Le Conseil supérieur de prévention des risques professionnels : une nouvelle gouvernance
L’une des innovations majeures du nouveau Code est la création, à l’article 56, du Conseil supérieur de prévention des risques professionnels. Cette institution est appelée à jouer un rôle dans la coordination de la politique nationale de sécurité et de santé au travail.
Cette innovation est particulièrement importante pour les RPS. Jusqu’ici, la prévention pouvait être dispersée entre différents acteurs et différentes dimensions de la santé au travail. La création d’une instance supérieure de prévention permet d’envisager une approche plus intégrée des risques professionnels, incluant progressivement les dimensions organisationnelles, relationnelles et psychosociales.
Les résultats de l’étude de la DGAS peuvent ainsi être considérés comme un signal empirique utile à la politique nationale de prévention. Ils montrent concrètement comment les risques psychosociaux se manifestent dans une administration sociale : surcharge et multitâche, forte exposition émotionnelle, peur au travail, contraintes sur les temps de récupération, travail répétitif et autres difficultés ponctuelles.
De l’étude au programme de prévention : le véritable enjeu
L’intérêt du nouveau Code est précisément de transformer ce type de diagnostic en action. Les articles 327 et 328 placent l’appréciation des risques et le programme de prévention au cœur du dispositif de sécurité et de santé au travail. Le texte prévoit également un système de management de la santé et de la sécurité au travail à l’article 339, ainsi qu’un comité de sécurité et de santé au travail à l’article 340 et un service de santé au travail à l’article 341.
Pour une institution comme la DGAS, l’enjeu est donc désormais de passer du diagnostic à un programme structuré de prévention des RPS, reposant notamment sur :
- l’identification périodique des facteurs de RPS ;
- l’analyse de la charge et de l’organisation du travail ;
- la prévention de la surcharge et du multitâche ;
- la prise en compte des exigences émotionnelles des métiers sociaux ;
- la prévention de la violence et du harcèlement ;
- l’amélioration des espaces et moyens de travail ;
- le développement de l’écoute et de la participation des agents ;
- la formation des responsables au management et à la prévention des RPS.
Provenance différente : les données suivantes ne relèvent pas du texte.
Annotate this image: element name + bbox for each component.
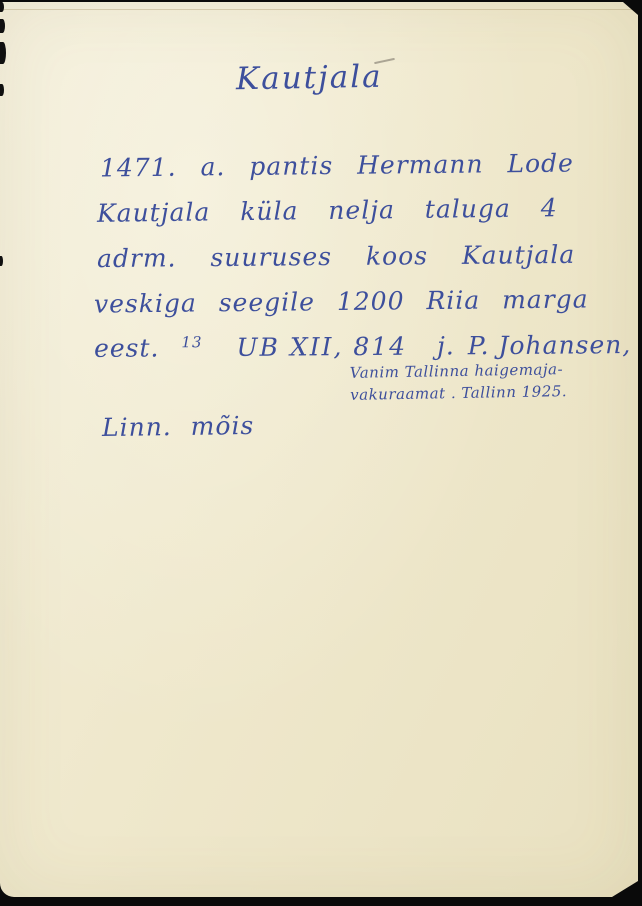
line5-citation: UB XII, 814: [236, 332, 407, 362]
scan-corner-artifact-bottom-right: [612, 881, 638, 897]
handwritten-line-1: 1471. a. pantis Hermann Lode: [100, 149, 574, 183]
paper-crease: [0, 9, 638, 10]
archive-card: Kautjala 1471. a. pantis Hermann Lode Ka…: [0, 2, 638, 897]
scan-edge-smudge: [0, 256, 3, 266]
footnote-reference: 13: [181, 333, 202, 351]
footnote-line-2: vakuraamat . Tallinn 1925.: [350, 380, 567, 406]
source-footnote: Vanim Tallinna haigemaja- vakuraamat . T…: [350, 358, 568, 406]
handwritten-line-3: adrm. suuruses koos Kautjala: [97, 240, 576, 273]
handwritten-line-2: Kautjala küla nelja taluga 4: [97, 193, 558, 228]
line5-word-eest: eest.: [94, 333, 160, 362]
scan-edge-smudge: [0, 84, 4, 96]
card-title: Kautjala: [236, 59, 383, 98]
scan-background: { "colors": { "background": "#0a0a0a", "…: [0, 0, 642, 906]
bottom-note: Linn. mõis: [102, 411, 255, 442]
handwritten-line-4: veskiga seegile 1200 Riia marga: [94, 284, 589, 318]
scan-edge-smudge: [0, 42, 6, 64]
scan-edge-smudge: [0, 2, 4, 12]
scan-edge-smudge: [0, 19, 5, 33]
line5-source-intro: j.: [437, 331, 455, 360]
line5-author: P. Johansen,: [468, 330, 632, 360]
scan-corner-artifact-top-right: [623, 2, 638, 15]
Une opportunité pour la politique nationale
L’étude réalisée à la DGAS en 2025 prend ainsi une dimension nouvelle avec l’adoption du nouveau Code du travail. Elle ne constitue pas seulement une photographie des conditions de travail d’une institution : elle fournit des indicateurs concrets permettant d’illustrer les défis auxquels doit répondre la nouvelle politique nationale de prévention des risques professionnels.
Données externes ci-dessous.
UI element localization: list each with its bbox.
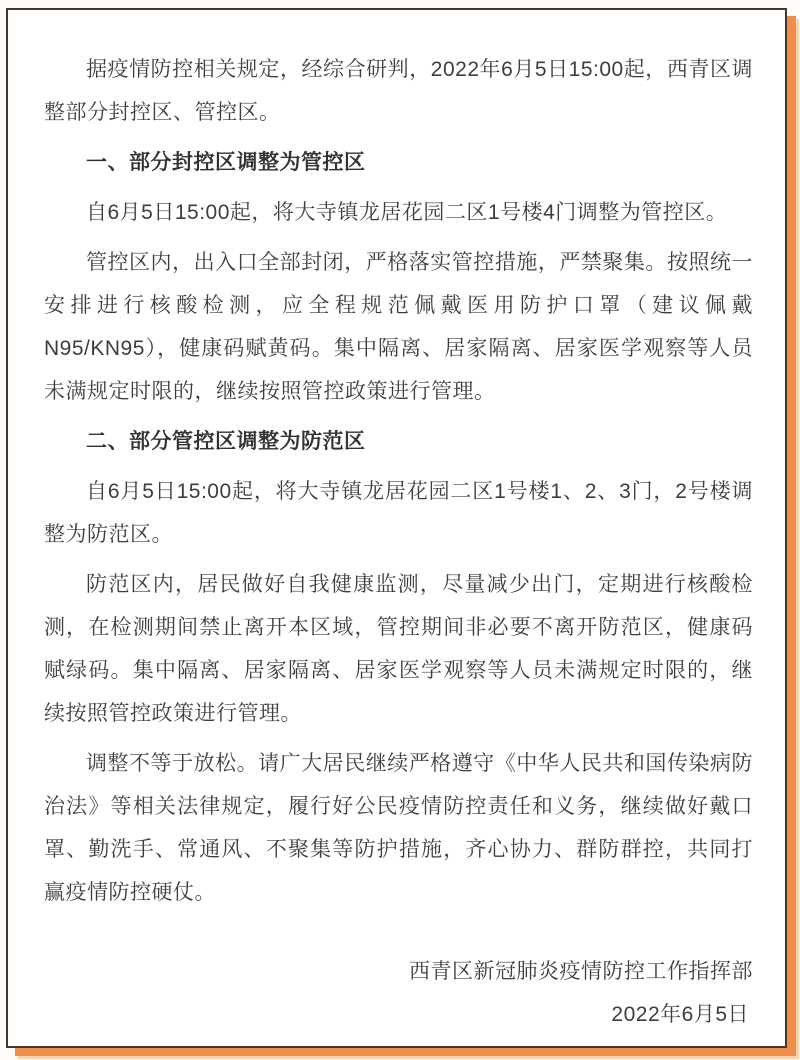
section2-heading: 二、部分管控区调整为防范区 [44, 420, 753, 463]
signature-block: 西青区新冠肺炎疫情防控工作指挥部 2022年6月5日 [44, 950, 753, 1036]
issuing-authority: 西青区新冠肺炎疫情防控工作指挥部 [44, 950, 753, 993]
section1-heading: 一、部分封控区调整为管控区 [44, 141, 753, 184]
intro-paragraph: 据疫情防控相关规定，经综合研判，2022年6月5日15:00起，西青区调整部分封… [44, 48, 753, 134]
closing-paragraph: 调整不等于放松。请广大居民继续严格遵守《中华人民共和国传染病防治法》等相关法律规… [44, 742, 753, 914]
issue-date: 2022年6月5日 [44, 993, 753, 1036]
section2-paragraph-1: 自6月5日15:00起，将大寺镇龙居花园二区1号楼1、2、3门，2号楼调整为防范… [44, 470, 753, 556]
section2-paragraph-2: 防范区内，居民做好自我健康监测，尽量减少出门，定期进行核酸检测，在检测期间禁止离… [44, 563, 753, 735]
notice-document: 据疫情防控相关规定，经综合研判，2022年6月5日15:00起，西青区调整部分封… [6, 8, 787, 1048]
page-background: 据疫情防控相关规定，经综合研判，2022年6月5日15:00起，西青区调整部分封… [0, 0, 800, 1060]
section1-paragraph-2: 管控区内，出入口全部封闭，严格落实管控措施，严禁聚集。按照统一安排进行核酸检测，… [44, 241, 753, 413]
section1-paragraph-1: 自6月5日15:00起，将大寺镇龙居花园二区1号楼4门调整为管控区。 [44, 191, 753, 234]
À ce titre, la prévention des risques psychosociaux doit désormais être pensée comme une composante à part entière de la sécurité et de la santé au travail.
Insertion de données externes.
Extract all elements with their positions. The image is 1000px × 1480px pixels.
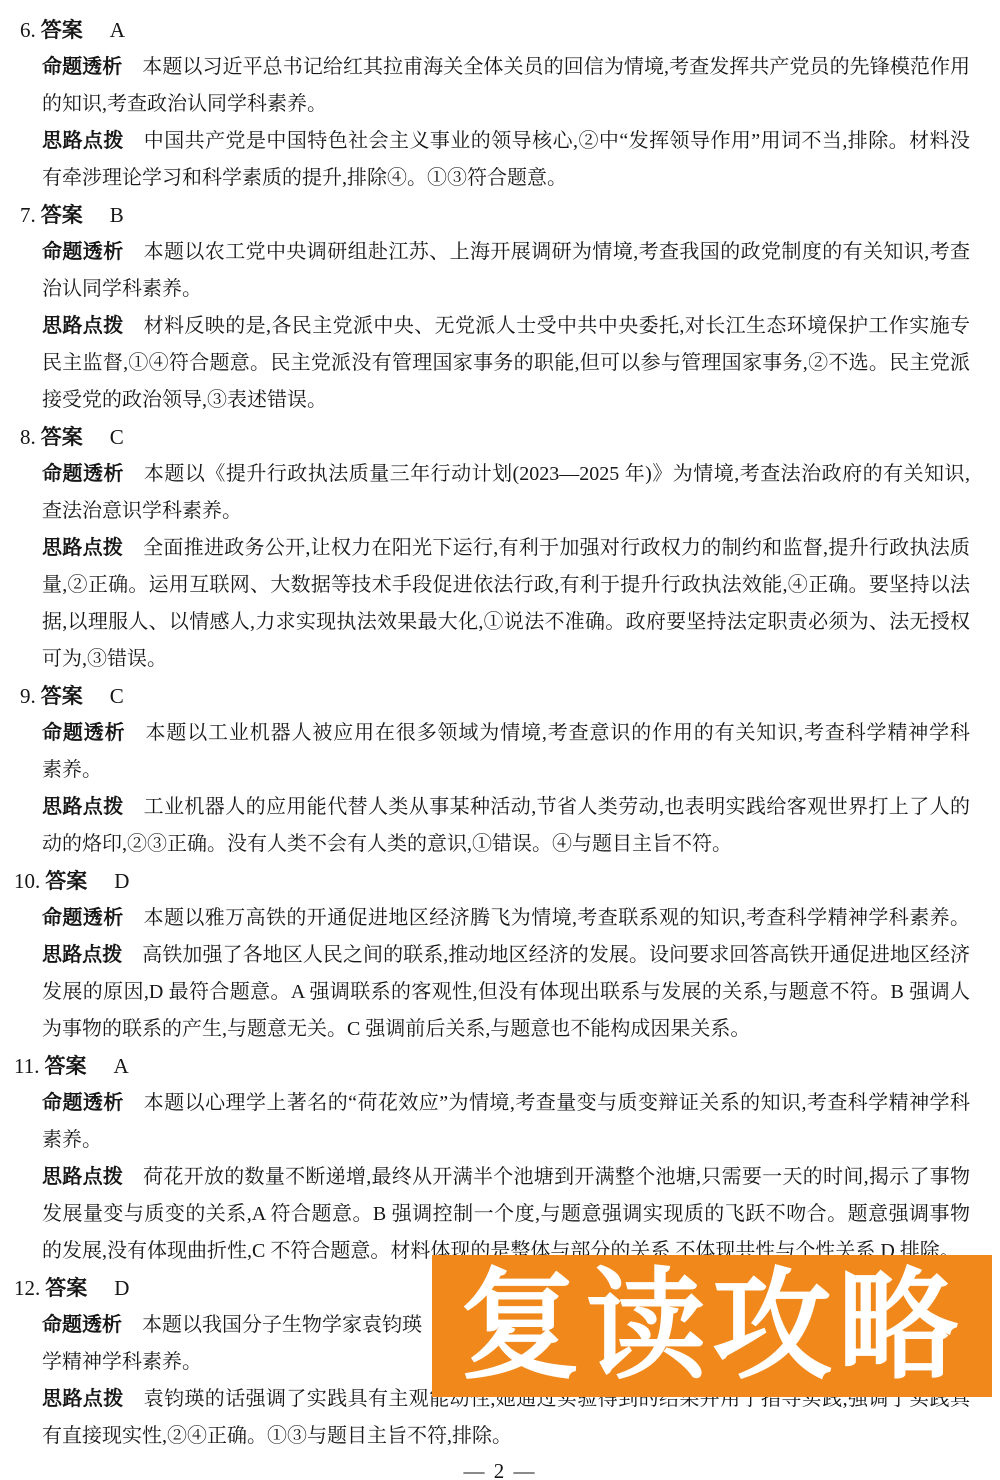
text-line-content: 有牵涉理论学习和科学素质的提升,排除④。①③符合题意。 [42, 167, 567, 189]
text-line-content: 民主监督,①④符合题意。民主党派没有管理国家事务的职能,但可以参与管理国家事务,… [42, 352, 970, 374]
answer-line: 6.答案A [0, 12, 1000, 49]
question-number: 6. [20, 18, 36, 42]
text-line-content: 为事物的联系的产生,与题意无关。C 强调前后关系,与题意也不能构成因果关系。 [42, 1018, 750, 1040]
question-number: 8. [20, 425, 36, 449]
text-line-content: 素养。 [42, 1129, 102, 1151]
answer-label: 答案 [41, 425, 83, 449]
text-line-content: 治认同学科素养。 [42, 278, 202, 300]
section-heading: 思路点拨 [42, 1166, 123, 1188]
text-line-content: 发展的原因,D 最符合题意。A 强调联系的客观性,但没有体现出联系与发展的关系,… [42, 981, 970, 1003]
text-line-content: 素养。 [42, 759, 102, 781]
answer-letter: C [110, 425, 124, 449]
text-line-content: 量,②正确。运用互联网、大数据等技术手段促进依法行政,有利于提升行政执法效能,④… [42, 574, 970, 604]
question-number: 10. [14, 869, 40, 893]
page-number: — 2 — [0, 1459, 1000, 1480]
text-line-content: 本题以农工党中央调研组赴江苏、上海开展调研为情境,考查我国的政党制度的有关知识,… [42, 241, 970, 271]
text-line: 思路点拨材料反映的是,各民主党派中央、无党派人士受中共中央委托,对长江生态环境保… [42, 308, 970, 345]
answer-letter: D [114, 1276, 129, 1300]
section-heading: 命题透析 [42, 722, 125, 744]
answer-line: 10.答案D [0, 863, 1000, 900]
text-line: 治认同学科素养。 [42, 271, 970, 308]
text-line: 素养。 [42, 752, 970, 789]
answer-label: 答案 [41, 203, 83, 227]
text-line: 发展量变与质变的关系,A 符合题意。B 强调控制一个度,与题意强调实现质的飞跃不… [42, 1196, 970, 1233]
text-line-content: 全面推进政务公开,让权力在阳光下运行,有利于加强对行政权力的制约和监督,提升行政… [143, 537, 970, 559]
text-line: 发展的原因,D 最符合题意。A 强调联系的客观性,但没有体现出联系与发展的关系,… [42, 974, 970, 1011]
text-line-content: 本题以雅万高铁的开通促进地区经济腾飞为情境,考查联系观的知识,考查科学精神学科素… [144, 907, 970, 929]
answer-letter: C [110, 684, 124, 708]
section-heading: 命题透析 [42, 463, 124, 485]
answer-label: 答案 [41, 18, 83, 42]
section-heading: 命题透析 [42, 1314, 122, 1336]
text-line: 命题透析本题以习近平总书记给红其拉甫海关全体关员的回信为情境,考查发挥共产党员的… [42, 49, 970, 86]
section-heading: 命题透析 [42, 56, 122, 78]
text-line: 的知识,考查政治认同学科素养。 [42, 86, 970, 123]
answer-label: 答案 [45, 869, 87, 893]
answer-letter: A [110, 18, 125, 42]
text-line: 思路点拨工业机器人的应用能代替人类从事某种活动,节省人类劳动,也表明实践给客观世… [42, 789, 970, 826]
answer-letter: B [110, 203, 124, 227]
text-line-content: 接受党的政治领导,③表述错误。 [42, 389, 327, 411]
text-line: 动的烙印,②③正确。没有人类不会有人类的意识,①错误。④与题目主旨不符。 [42, 826, 970, 863]
section-heading: 思路点拨 [42, 315, 124, 337]
answer-label: 答案 [44, 1054, 86, 1078]
answer-line: 11.答案A [0, 1048, 1000, 1085]
answer-line: 7.答案B [0, 197, 1000, 234]
promo-banner-text: 复读攻略 [460, 1266, 964, 1386]
text-line-content: 动的烙印,②③正确。没有人类不会有人类的意识,①错误。④与题目主旨不符。 [42, 833, 732, 855]
text-line: 命题透析本题以心理学上著名的“荷花效应”为情境,考查量变与质变辩证关系的知识,考… [42, 1085, 970, 1122]
question-number: 7. [20, 203, 36, 227]
text-line: 接受党的政治领导,③表述错误。 [42, 382, 970, 419]
section-heading: 思路点拨 [42, 944, 122, 966]
promo-banner-sticker: 复读攻略 [432, 1255, 992, 1397]
section-heading: 思路点拨 [42, 537, 123, 559]
text-line: 为事物的联系的产生,与题意无关。C 强调前后关系,与题意也不能构成因果关系。 [42, 1011, 970, 1048]
text-line: 思路点拨全面推进政务公开,让权力在阳光下运行,有利于加强对行政权力的制约和监督,… [42, 530, 970, 567]
section-heading: 命题透析 [42, 1092, 124, 1114]
answer-key-page: 6.答案A命题透析本题以习近平总书记给红其拉甫海关全体关员的回信为情境,考查发挥… [0, 0, 1000, 1480]
answer-line: 9.答案C [0, 678, 1000, 715]
text-line-content: 本题以心理学上著名的“荷花效应”为情境,考查量变与质变辩证关系的知识,考查科学精… [144, 1092, 970, 1114]
text-line-content: 工业机器人的应用能代替人类从事某种活动,节省人类劳动,也表明实践给客观世界打上了… [42, 796, 970, 826]
answer-line: 8.答案C [0, 419, 1000, 456]
text-line: 量,②正确。运用互联网、大数据等技术手段促进依法行政,有利于提升行政执法效能,④… [42, 567, 970, 604]
text-line: 思路点拨中国共产党是中国特色社会主义事业的领导核心,②中“发挥领导作用”用词不当… [42, 123, 970, 160]
question-number: 9. [20, 684, 36, 708]
text-line: 可为,③错误。 [42, 641, 970, 678]
text-line-content: 本题以工业机器人被应用在很多领域为情境,考查意识的作用的有关知识,考查科学精神学… [145, 722, 970, 744]
answer-label: 答案 [45, 1276, 87, 1300]
text-line: 有牵涉理论学习和科学素质的提升,排除④。①③符合题意。 [42, 160, 970, 197]
text-line: 命题透析本题以雅万高铁的开通促进地区经济腾飞为情境,考查联系观的知识,考查科学精… [42, 900, 970, 937]
text-line-content: 发展量变与质变的关系,A 符合题意。B 强调控制一个度,与题意强调实现质的飞跃不… [42, 1203, 970, 1225]
answer-list: 6.答案A命题透析本题以习近平总书记给红其拉甫海关全体关员的回信为情境,考查发挥… [0, 12, 1000, 1455]
text-line-content: 的知识,考查政治认同学科素养。 [42, 93, 327, 115]
text-line: 查法治意识学科素养。 [42, 493, 970, 530]
answer-letter: A [113, 1054, 128, 1078]
section-heading: 思路点拨 [42, 130, 124, 152]
question-number: 11. [14, 1054, 39, 1078]
text-line: 思路点拨高铁加强了各地区人民之间的联系,推动地区经济的发展。设问要求回答高铁开通… [42, 937, 970, 974]
text-line-content: 本题以习近平总书记给红其拉甫海关全体关员的回信为情境,考查发挥共产党员的先锋模范… [142, 56, 970, 78]
text-line: 有直接现实性,②④正确。①③与题目主旨不符,排除。 [42, 1418, 970, 1455]
answer-letter: D [114, 869, 129, 893]
text-line-content: 中国共产党是中国特色社会主义事业的领导核心,②中“发挥领导作用”用词不当,排除。… [144, 130, 970, 152]
text-line: 命题透析本题以工业机器人被应用在很多领域为情境,考查意识的作用的有关知识,考查科… [42, 715, 970, 752]
text-line: 命题透析本题以农工党中央调研组赴江苏、上海开展调研为情境,考查我国的政党制度的有… [42, 234, 970, 271]
section-heading: 命题透析 [42, 241, 124, 263]
text-line-content: 本题以《提升行政执法质量三年行动计划(2023—2025 年)》为情境,考查法治… [42, 463, 970, 493]
text-line-content: 荷花开放的数量不断递增,最终从开满半个池塘到开满整个池塘,只需要一天的时间,揭示… [143, 1166, 970, 1188]
text-line: 思路点拨荷花开放的数量不断递增,最终从开满半个池塘到开满整个池塘,只需要一天的时… [42, 1159, 970, 1196]
question-number: 12. [14, 1276, 40, 1300]
text-line: 据,以理服人、以情感人,力求实现执法效果最大化,①说法不准确。政府要坚持法定职责… [42, 604, 970, 641]
answer-label: 答案 [41, 684, 83, 708]
text-line-content: 有直接现实性,②④正确。①③与题目主旨不符,排除。 [42, 1425, 512, 1447]
text-line-content: 学精神学科素养。 [42, 1351, 202, 1373]
section-heading: 思路点拨 [42, 796, 124, 818]
text-line-content: 据,以理服人、以情感人,力求实现执法效果最大化,①说法不准确。政府要坚持法定职责… [42, 611, 970, 641]
text-line-content: 材料反映的是,各民主党派中央、无党派人士受中共中央委托,对长江生态环境保护工作实… [42, 315, 970, 345]
text-line: 命题透析本题以《提升行政执法质量三年行动计划(2023—2025 年)》为情境,… [42, 456, 970, 493]
section-heading: 命题透析 [42, 907, 124, 929]
text-line-content: 高铁加强了各地区人民之间的联系,推动地区经济的发展。设问要求回答高铁开通促进地区… [142, 944, 970, 966]
text-line: 素养。 [42, 1122, 970, 1159]
text-line-content: 可为,③错误。 [42, 648, 167, 670]
text-line: 民主监督,①④符合题意。民主党派没有管理国家事务的职能,但可以参与管理国家事务,… [42, 345, 970, 382]
section-heading: 思路点拨 [42, 1388, 124, 1410]
text-line-content: 查法治意识学科素养。 [42, 500, 242, 522]
text-line-content: 本题以我国分子生物学家袁钧瑛 [142, 1314, 422, 1336]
L’adoption du nouveau Code offre précisément au Sénégal un cadre institutionnel renforcé pour aller dans cette direction. Le Conseil supérieur de prévention des risques professionnels, l’obligation d’appréciation des risques, le programme de prévention, le droit à un milieu de travail sûr et sain et les dispositions relatives à la violence et au harcèlement constituent autant de leviers permettant de transformer les résultats des études de terrain en politiques publiques de prévention.
L’enjeu est donc désormais de faire vivre ces nouvelles dispositions dans les administrations, les entreprises et les services publics : mesurer les risques, écouter les travailleurs, agir sur l’organisation du travail et évaluer régulièrement l’efficacité des mesures prises.
C’est à cette condition que la réforme juridique pourra se traduire par une amélioration concrète de la santé, du bien-être et de la performance des travailleurs sénégalais.
Étude menée par Amar NIANG, conseiller en travail social, ancien chef de la Division de la prophylaxie sociale et de l’accompagnement psychosocial à la DGAS.